Observing the situation as it continues to unfold in other countries around the world, such as Israel and Vietnam, should be cause enough for caution, she said.
“They’re facing this wave of variants. So, I think that’s always a concern that you can’t ignore — as much as I’d like to,” she said.
“The pandemic doesn’t end on a calendar date just because we say so. The risk is still there and the infections are still there.”
That being said, however, the vaccines will play a role in helping the world return to a sense of normalcy, she said.
But to maximize that approach’s success, populations in countries like Canada will need to reach higher levels of complete immunization, she said.
And if young people aged 12 and under are not eligible, she said the lofty goal of fully vaccinating 75 per cent of the entire population will remain out of reach.
“So, I’m really hopefully, but I’m also a little bit pessimistic that I’m anticipating what we’ll see is more local outbreaks — communities where we don’t have high vaccination rates,” she said.
In this region as of last Friday, 61.6 per cent of eligible people in the Didsbury local geographic area (includes Carstairs and south Mountain View County) have had one shot, with 49.5 per cent having two. In the Olds local geographic area (includes north Mountain View County), 66.3 per cent of eligible people have had a first shot and 53.7 per cent have had two. In the Sundre local geographic region, 55.8 per cent have had a first shot and 47.3 per cent are fully vaccinated.

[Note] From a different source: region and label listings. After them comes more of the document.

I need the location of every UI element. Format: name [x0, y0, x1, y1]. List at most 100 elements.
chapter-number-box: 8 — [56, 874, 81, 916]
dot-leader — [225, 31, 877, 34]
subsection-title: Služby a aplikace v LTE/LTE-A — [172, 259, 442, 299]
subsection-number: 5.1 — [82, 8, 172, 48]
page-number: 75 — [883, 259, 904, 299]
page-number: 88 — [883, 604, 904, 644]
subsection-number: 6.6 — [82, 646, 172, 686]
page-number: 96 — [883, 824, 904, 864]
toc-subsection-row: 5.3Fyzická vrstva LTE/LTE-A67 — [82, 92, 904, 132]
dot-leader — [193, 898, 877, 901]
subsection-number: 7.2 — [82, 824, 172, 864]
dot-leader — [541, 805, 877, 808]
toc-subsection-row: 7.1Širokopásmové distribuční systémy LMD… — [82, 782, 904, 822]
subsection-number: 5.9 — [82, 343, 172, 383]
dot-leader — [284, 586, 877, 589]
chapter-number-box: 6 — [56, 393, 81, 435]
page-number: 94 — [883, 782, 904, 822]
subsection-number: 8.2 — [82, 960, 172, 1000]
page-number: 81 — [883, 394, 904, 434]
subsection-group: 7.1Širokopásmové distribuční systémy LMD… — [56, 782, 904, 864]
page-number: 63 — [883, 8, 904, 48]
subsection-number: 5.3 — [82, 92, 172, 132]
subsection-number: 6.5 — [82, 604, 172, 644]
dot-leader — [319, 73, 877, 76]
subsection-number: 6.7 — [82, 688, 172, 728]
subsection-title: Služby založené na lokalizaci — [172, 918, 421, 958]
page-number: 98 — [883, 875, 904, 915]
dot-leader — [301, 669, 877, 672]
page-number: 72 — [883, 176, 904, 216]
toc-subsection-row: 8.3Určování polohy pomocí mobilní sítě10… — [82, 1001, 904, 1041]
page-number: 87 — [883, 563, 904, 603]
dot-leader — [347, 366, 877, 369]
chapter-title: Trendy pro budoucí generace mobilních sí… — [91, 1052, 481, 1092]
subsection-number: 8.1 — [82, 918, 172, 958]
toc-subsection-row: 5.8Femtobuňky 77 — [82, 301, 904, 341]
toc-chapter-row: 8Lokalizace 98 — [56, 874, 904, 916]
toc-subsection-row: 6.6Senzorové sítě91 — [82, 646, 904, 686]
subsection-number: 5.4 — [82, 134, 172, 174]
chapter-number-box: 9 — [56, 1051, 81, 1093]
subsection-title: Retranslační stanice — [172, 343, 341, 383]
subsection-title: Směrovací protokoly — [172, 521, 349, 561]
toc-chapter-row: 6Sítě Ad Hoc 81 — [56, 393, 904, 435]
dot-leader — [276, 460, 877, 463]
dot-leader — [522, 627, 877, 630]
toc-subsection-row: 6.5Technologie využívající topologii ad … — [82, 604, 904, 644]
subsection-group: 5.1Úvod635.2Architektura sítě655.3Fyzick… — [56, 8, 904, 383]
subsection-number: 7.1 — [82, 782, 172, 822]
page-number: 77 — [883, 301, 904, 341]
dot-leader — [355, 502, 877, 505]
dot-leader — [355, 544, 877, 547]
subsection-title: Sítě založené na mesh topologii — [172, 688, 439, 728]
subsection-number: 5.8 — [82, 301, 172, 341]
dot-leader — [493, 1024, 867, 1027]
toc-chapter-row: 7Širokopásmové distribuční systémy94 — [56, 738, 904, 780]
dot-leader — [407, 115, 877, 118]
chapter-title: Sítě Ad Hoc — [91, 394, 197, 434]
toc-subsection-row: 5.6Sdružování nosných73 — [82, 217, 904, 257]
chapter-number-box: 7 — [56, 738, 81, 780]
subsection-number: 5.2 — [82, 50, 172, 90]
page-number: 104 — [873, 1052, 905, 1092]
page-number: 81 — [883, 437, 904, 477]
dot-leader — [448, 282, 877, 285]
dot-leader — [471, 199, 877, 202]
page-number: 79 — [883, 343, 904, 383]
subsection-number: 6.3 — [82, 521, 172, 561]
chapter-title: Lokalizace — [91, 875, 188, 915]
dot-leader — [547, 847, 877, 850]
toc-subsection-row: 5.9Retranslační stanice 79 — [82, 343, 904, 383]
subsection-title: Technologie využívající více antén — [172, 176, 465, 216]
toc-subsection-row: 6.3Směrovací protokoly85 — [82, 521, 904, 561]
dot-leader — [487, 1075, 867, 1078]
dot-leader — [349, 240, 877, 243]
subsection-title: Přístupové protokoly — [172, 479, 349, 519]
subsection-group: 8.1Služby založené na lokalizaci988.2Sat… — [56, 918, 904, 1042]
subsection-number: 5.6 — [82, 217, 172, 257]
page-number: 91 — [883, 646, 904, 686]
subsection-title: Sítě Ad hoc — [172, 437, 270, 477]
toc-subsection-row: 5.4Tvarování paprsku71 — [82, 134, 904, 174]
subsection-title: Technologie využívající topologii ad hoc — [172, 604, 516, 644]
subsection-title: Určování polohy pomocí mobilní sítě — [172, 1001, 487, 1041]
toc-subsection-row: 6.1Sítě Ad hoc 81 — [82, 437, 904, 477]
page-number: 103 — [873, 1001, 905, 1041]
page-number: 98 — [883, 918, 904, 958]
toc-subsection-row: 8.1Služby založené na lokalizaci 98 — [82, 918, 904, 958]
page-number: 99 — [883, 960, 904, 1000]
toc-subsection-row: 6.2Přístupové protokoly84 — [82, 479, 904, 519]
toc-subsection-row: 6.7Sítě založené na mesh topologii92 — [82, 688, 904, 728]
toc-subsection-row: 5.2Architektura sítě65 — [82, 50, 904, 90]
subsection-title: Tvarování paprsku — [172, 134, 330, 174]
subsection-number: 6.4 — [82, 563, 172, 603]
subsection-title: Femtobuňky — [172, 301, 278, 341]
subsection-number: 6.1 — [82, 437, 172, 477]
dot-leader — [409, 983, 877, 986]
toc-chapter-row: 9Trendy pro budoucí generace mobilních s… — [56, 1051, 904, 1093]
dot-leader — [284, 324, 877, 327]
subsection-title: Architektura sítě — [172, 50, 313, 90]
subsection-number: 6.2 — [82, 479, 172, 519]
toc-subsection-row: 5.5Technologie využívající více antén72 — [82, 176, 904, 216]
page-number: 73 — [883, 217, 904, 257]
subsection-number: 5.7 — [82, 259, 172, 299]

In the Innisfail local geographic area, 66.5 per cent of those eligible have had a first shot and 55.3 per cent are fully vaccinated.
As people make plans to travel throughout the province to enjoy Alberta's limited summer months, Warren said more local outbreaks can be expected.
“What we may see is geographical restrictions based on outbreaks, rather than the global restrictions we’ve had in the past,” she said.
From a policy-making perspective, the pandemic has become something of a catch-22, she said.
“I think you’re darned if you do, and darned if you don’t,” she said.
However, plenty has been learned about the virus and how to treat patients who contract it. Throughout the last wave, she said patients who tested positive were followed up with virtually on a regular basis.
“We were really good at keeping people out of hospital until they absolutely had to be there, and I think that’s a good thing,” she said.
Although there is a low risk of side effects that leaves someone who received a vaccine feeling a little sick, she said, “you’re less likely to get sick enough to have to go to the hospital or have to end up in ICU (the intensive care unit) or die from it.”
In other words, she said vaccines can reduce the illness burden on the health-care system by preventing the worst symptoms from materializing and subsequently requiring urgent hospital care.
Recent reports that the vast majority of new COVID-related hospitalizations are patients who have not been vaccinated reinforces the importance of getting immunized, she said.
Unfortunately, vaccine hesitancy and outright refusal remains a hurdle.
Asked how she responds to patients who express concerns about the vaccine either altering their DNA or rendering women sterile, Warren spoke bluntly.
“That’s just misinformation. If they believe in that, I’ve got a bridge to sell them,” she said.
“There’s a lot of misinformation that has absolutely no scientific credibility whatsoever.”
Regarding claims that the mRNA-based vaccines will somehow alter a person’s genetic makeup, she said that’s physically impossible.
“RNA cannot get close to your DNA,” she said.
“They’re in completely different areas of the cell, and they’re like polar opposites of a magnet — they repel one another.”
When patients come into the Moose & Squirrel Medical Clinic, which monitors and keeps track of their status similar to other shots like for example tetanus or the flu, the physician said she’ll inquire why those who haven’t been immunized against COVID-19 remain reluctant to get the vaccine.
Having heard concerns from some patients with regards to claims about fertility, Warren said she reassures them the vaccine does not reach a woman’s ovaries.
“It doesn’t travel that way. It doesn’t cause infertility,” she said.
From her own personal perspective as not only a woman but also the a mother of three adult children, two sons and a daughter, Warren said she would never have administered anything that would put them at risk.
“I plan to be a grandma one day. I think that’s going to be a lot of fun,” she said.
“And I would not have given my children anything that would put them in harm’s way or jeopardize (becoming a grandmother).”